Monday, January 10, 2011

Fi, Fie, Fo, Urfa

Yesterday's trip to Urfa was a highlight of my so-far fascinating four months here. Urfa, similarly to Gaziantep but in a more explicit capacity, stands in contrast to the Turkey's "European" north-east. While the cities of the north-east have adopted the trappings of Western architecture, design, and culture, the south/south-east remains very much steeped in the tradition of the Middle East. Urfa's open displays of religious piety, arabesque architecture, earth-toned city-scape, and general sense of gentility reminded me somewhat of small neighborhoods in Cairo.

Not-to-mention the religious significance as what seems to tie the Middle East together for me. The Holy Land (which I broadly understand as the places of Quaranic and Biblical tales) very much includes the southern portion of Turkey.

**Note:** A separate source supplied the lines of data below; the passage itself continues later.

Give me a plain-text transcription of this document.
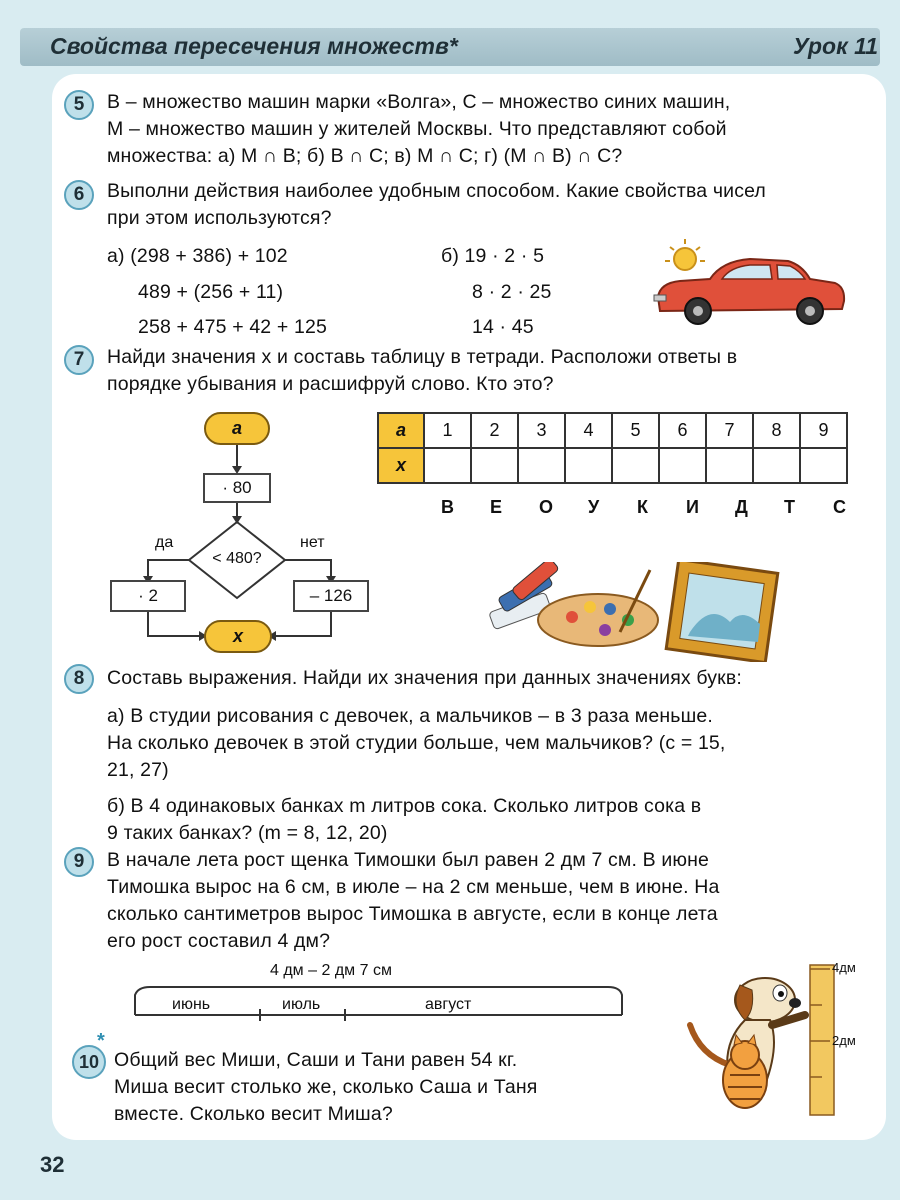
Свойства пересечения множеств*	Урок 11
5	B – множество машин марки «Волга», C – множество синих машин,
M – множество машин у жителей Москвы. Что представляют собой
множества: а) M ∩ B; б) B ∩ C; в) M ∩ C; г) (M ∩ B) ∩ C?
6	Выполни действия наиболее удобным способом. Какие свойства чисел
при этом используются?
а) (298 + 386) + 102
489 + (256 + 11)
258 + 475 + 42 + 125
б) 19 · 2 · 5
8 · 2 · 25
14 · 45
7	Найди значения x и составь таблицу в тетради. Расположи ответы в
порядке убывания и расшифруй слово. Кто это?
a
· 80
< 480?
да	нет
· 2	– 126
x
a	1	2	3	4	5	6	7	8	9
x									
В Е О У К И Д Т С
8	Составь выражения. Найди их значения при данных значениях букв:
а) В студии рисования c девочек, а мальчиков – в 3 раза меньше.
На сколько девочек в этой студии больше, чем мальчиков? (c = 15,
21, 27)
б) В 4 одинаковых банках m литров сока. Сколько литров сока в
9 таких банках? (m = 8, 12, 20)
9	В начале лета рост щенка Тимошки был равен 2 дм 7 см. В июне
Тимошка вырос на 6 см, в июле – на 2 см меньше, чем в июне. На
сколько сантиметров вырос Тимошка в августе, если в конце лета
его рост составил 4 дм?
4 дм – 2 дм 7 см
июнь	июль	август
4дм
2дм
10
*
Общий вес Миши, Саши и Тани равен 54 кг.
Миша весит столько же, сколько Саша и Таня
вместе. Сколько весит Миша?
32
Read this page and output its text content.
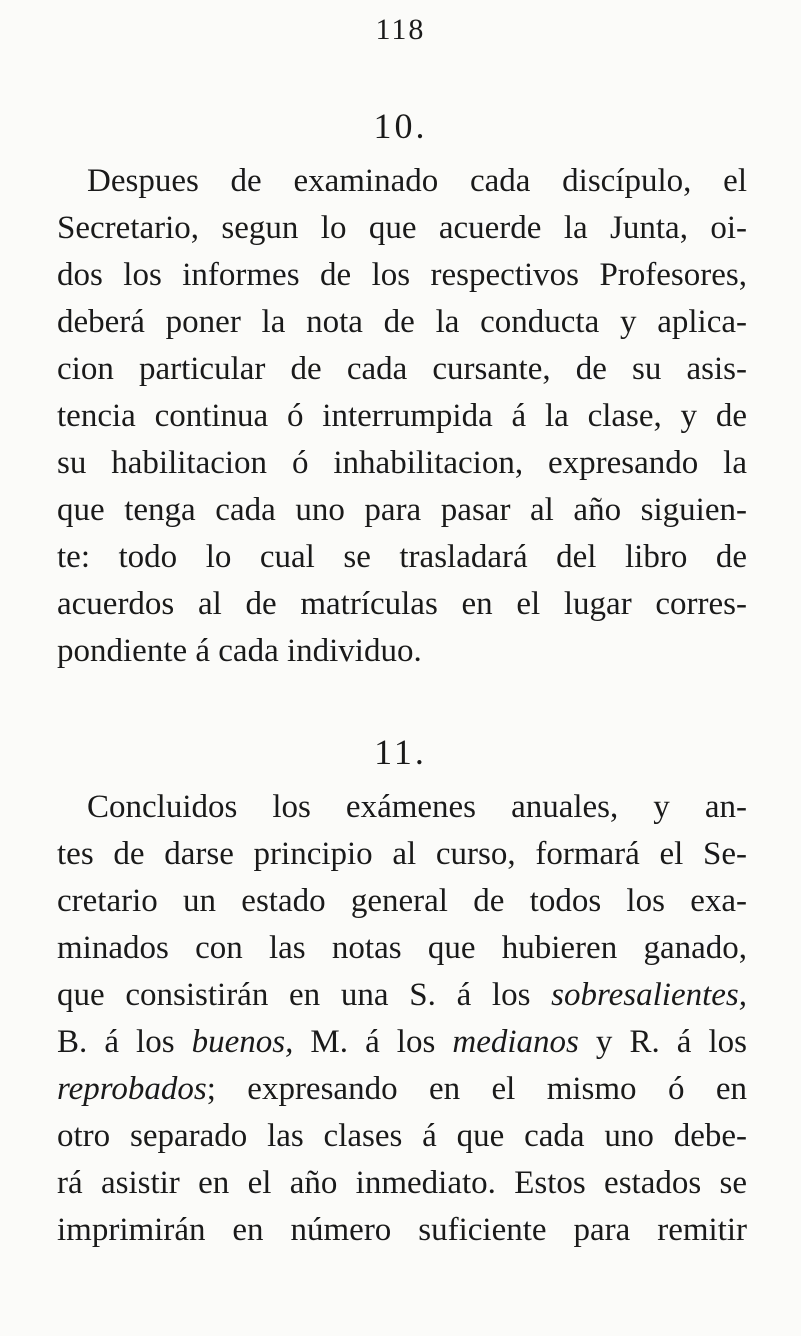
118
10.
Despues de examinado cada discípulo, el
Secretario, segun lo que acuerde la Junta, oi-
dos los informes de los respectivos Profesores,
deberá poner la nota de la conducta y aplica-
cion particular de cada cursante, de su asis-
tencia continua ó interrumpida á la clase, y de
su habilitacion ó inhabilitacion, expresando la
que tenga cada uno para pasar al año siguien-
te: todo lo cual se trasladará del libro de
acuerdos al de matrículas en el lugar corres-
pondiente á cada individuo.
11.
Concluidos los exámenes anuales, y an-
tes de darse principio al curso, formará el Se-
cretario un estado general de todos los exa-
minados con las notas que hubieren ganado,
que consistirán en una S. á los sobresalientes,
B. á los buenos, M. á los medianos y R. á los
reprobados; expresando en el mismo ó en
otro separado las clases á que cada uno debe-
rá asistir en el año inmediato. Estos estados se
imprimirán en número suficiente para remitir
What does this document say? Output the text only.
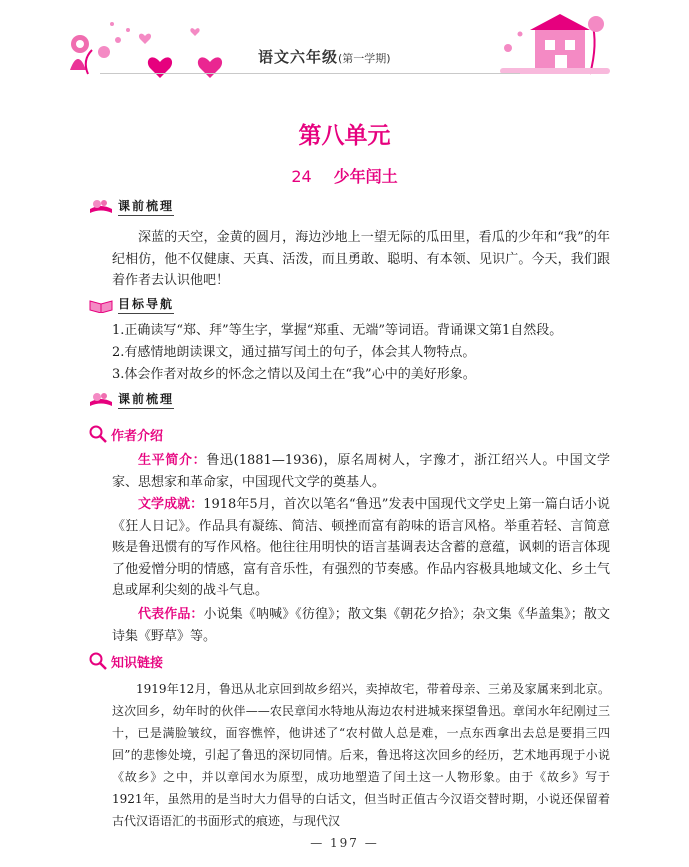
语文六年级(第一学期)
第八单元
24 少年闰土
课前梳理

深蓝的天空，金黄的圆月，海边沙地上一望无际的瓜田里，看瓜的少年和“我”的年纪相仿，他不仅健康、天真、活泼，而且勇敢、聪明、有本领、见识广。今天，我们跟着作者去认识他吧！

目标导航
1.正确读写“郑、拜”等生字，掌握“郑重、无端”等词语。背诵课文第1自然段。
2.有感情地朗读课文，通过描写闰土的句子，体会其人物特点。
3.体会作者对故乡的怀念之情以及闰土在“我”心中的美好形象。
课前梳理
作者介绍

生平简介：鲁迅(1881—1936)，原名周树人，字豫才，浙江绍兴人。中国文学家、思想家和革命家，中国现代文学的奠基人。

文学成就：1918年5月，首次以笔名“鲁迅”发表中国现代文学史上第一篇白话小说《狂人日记》。作品具有凝练、简洁、顿挫而富有韵味的语言风格。举重若轻、言简意赅是鲁迅惯有的写作风格。他往往用明快的语言基调表达含蓄的意蕴，讽刺的语言体现了他爱憎分明的情感，富有音乐性，有强烈的节奏感。作品内容极具地域文化、乡土气息或犀利尖刻的战斗气息。

代表作品：小说集《呐喊》《彷徨》；散文集《朝花夕拾》；杂文集《华盖集》；散文诗集《野草》等。

知识链接

1919年12月，鲁迅从北京回到故乡绍兴，卖掉故宅，带着母亲、三弟及家属来到北京。这次回乡，幼年时的伙伴——农民章闰水特地从海边农村进城来探望鲁迅。章闰水年纪刚过三十，已是满脸皱纹，面容憔悴，他讲述了“农村做人总是难，一点东西拿出去总是要捐三四回”的悲惨处境，引起了鲁迅的深切同情。后来，鲁迅将这次回乡的经历，艺术地再现于小说《故乡》之中，并以章闰水为原型，成功地塑造了闰土这一人物形象。由于《故乡》写于1921年，虽然用的是当时大力倡导的白话文，但当时正值古今汉语交替时期，小说还保留着古代汉语语汇的书面形式的痕迹，与现代汉

— 197 —
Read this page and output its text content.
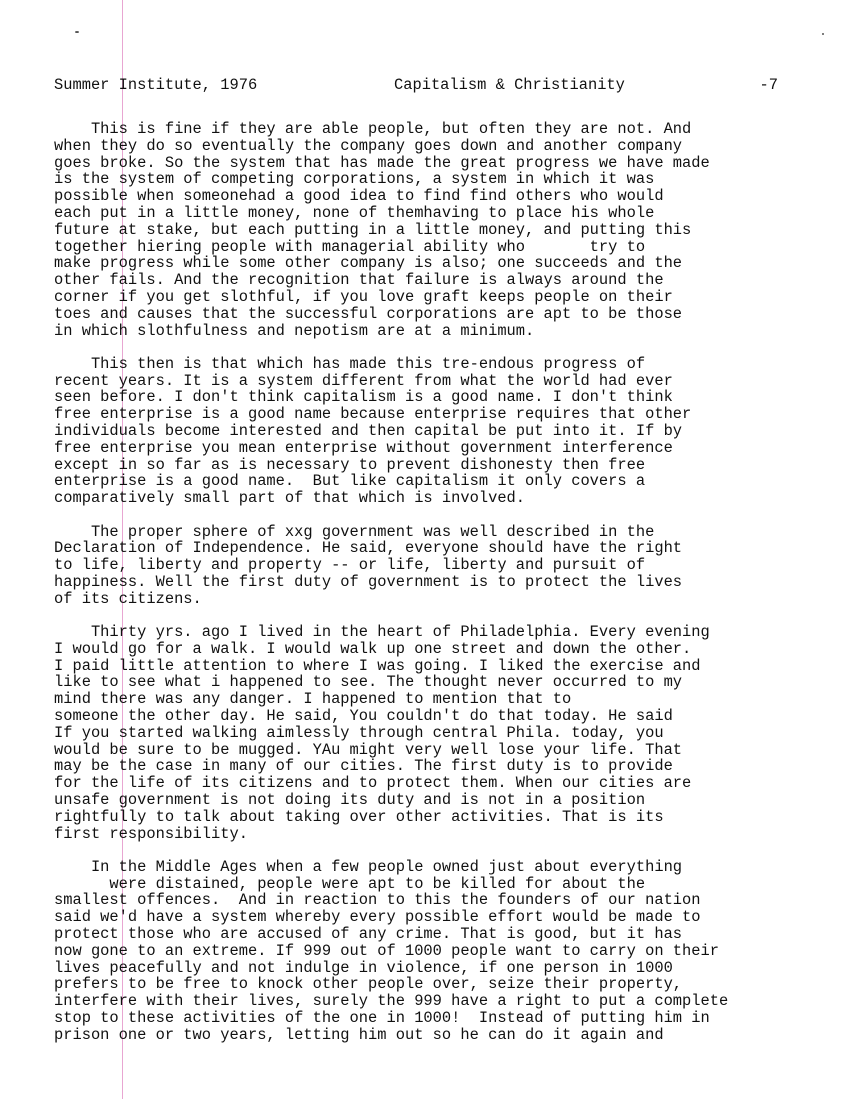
Summer Institute, 1976

	Capitalism & Christianity

	-7

This is fine if they are able people, but often they are not. And
when they do so eventually the company goes down and another company
goes broke. So the system that has made the great progress we have made
is the system of competing corporations, a system in which it was
possible when someonehad a good idea to find find others who would
each put in a little money, none of themhaving to place his whole
future at stake, but each putting in a little money, and putting this
together hiering people with managerial ability who       try to
make progress while some other company is also; one succeeds and the
other fails. And the recognition that failure is always around the
corner if you get slothful, if you love graft keeps people on their
toes and causes that the successful corporations are apt to be those
in which slothfulness and nepotism are at a minimum.
This then is that which has made this tre-endous progress of
recent years. It is a system different from what the world had ever
seen before. I don't think capitalism is a good name. I don't think
free enterprise is a good name because enterprise requires that other
individuals become interested and then capital be put into it. If by
free enterprise you mean enterprise without government interference
except in so far as is necessary to prevent dishonesty then free
enterprise is a good name.  But like capitalism it only covers a
comparatively small part of that which is involved.
The proper sphere of xxg government was well described in the
Declaration of Independence. He said, everyone should have the right
to life, liberty and property -- or life, liberty and pursuit of
happiness. Well the first duty of government is to protect the lives
of its citizens.
Thirty yrs. ago I lived in the heart of Philadelphia. Every evening
I would go for a walk. I would walk up one street and down the other.
I paid little attention to where I was going. I liked the exercise and
like to see what i happened to see. The thought never occurred to my
mind there was any danger. I happened to mention that to
someone the other day. He said, You couldn't do that today. He said
If you started walking aimlessly through central Phila. today, you
would be sure to be mugged. YAu might very well lose your life. That
may be the case in many of our cities. The first duty is to provide
for the life of its citizens and to protect them. When our cities are
unsafe government is not doing its duty and is not in a position
rightfully to talk about taking over other activities. That is its
first responsibility.
In the Middle Ages when a few people owned just about everything
were distained, people were apt to be killed for about the
smallest offences.  And in reaction to this the founders of our nation
said we'd have a system whereby every possible effort would be made to
protect those who are accused of any crime. That is good, but it has
now gone to an extreme. If 999 out of 1000 people want to carry on their
lives peacefully and not indulge in violence, if one person in 1000
prefers to be free to knock other people over, seize their property,
interfere with their lives, surely the 999 have a right to put a complete
stop to these activities of the one in 1000!  Instead of putting him in
prison one or two years, letting him out so he can do it again and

Witnessing the alleged site of the birthplace of Abraham was a pleasant surprise, and Balikli Gol, where Nimrod threw Abraham into a fire, which was then turned into a pool of sacred fish, is beautifully situated between the Great Mosque of Urfa (once a church), and the marketplace of the old city. Job - my favorite religious-historical person - is also said to have been born here.

My friend and I walked the buzzzing streets of Urfa in between each azaan (call to prayer), encountering a whirlwind of heavily rhythmic music, the sweet yet mild aroma of elma shisha from the dozens of outdoor cafes populating the old city, and the allure of one of Turkey's greatest culinary achievement, freshly-baked kunefe. We took advantage of all there was to offer, and left the city full of food and contentment. It was a day I hope to remember for a long time. The layers of Urfa's history dazzle and enchant, and best came into view as we stood atop the Urfa Castle ruins gazing at Roman pillars from the 1st century, Urfa's Great Mosque, and the Turkish flag flapping in the wind. Wow - what a place.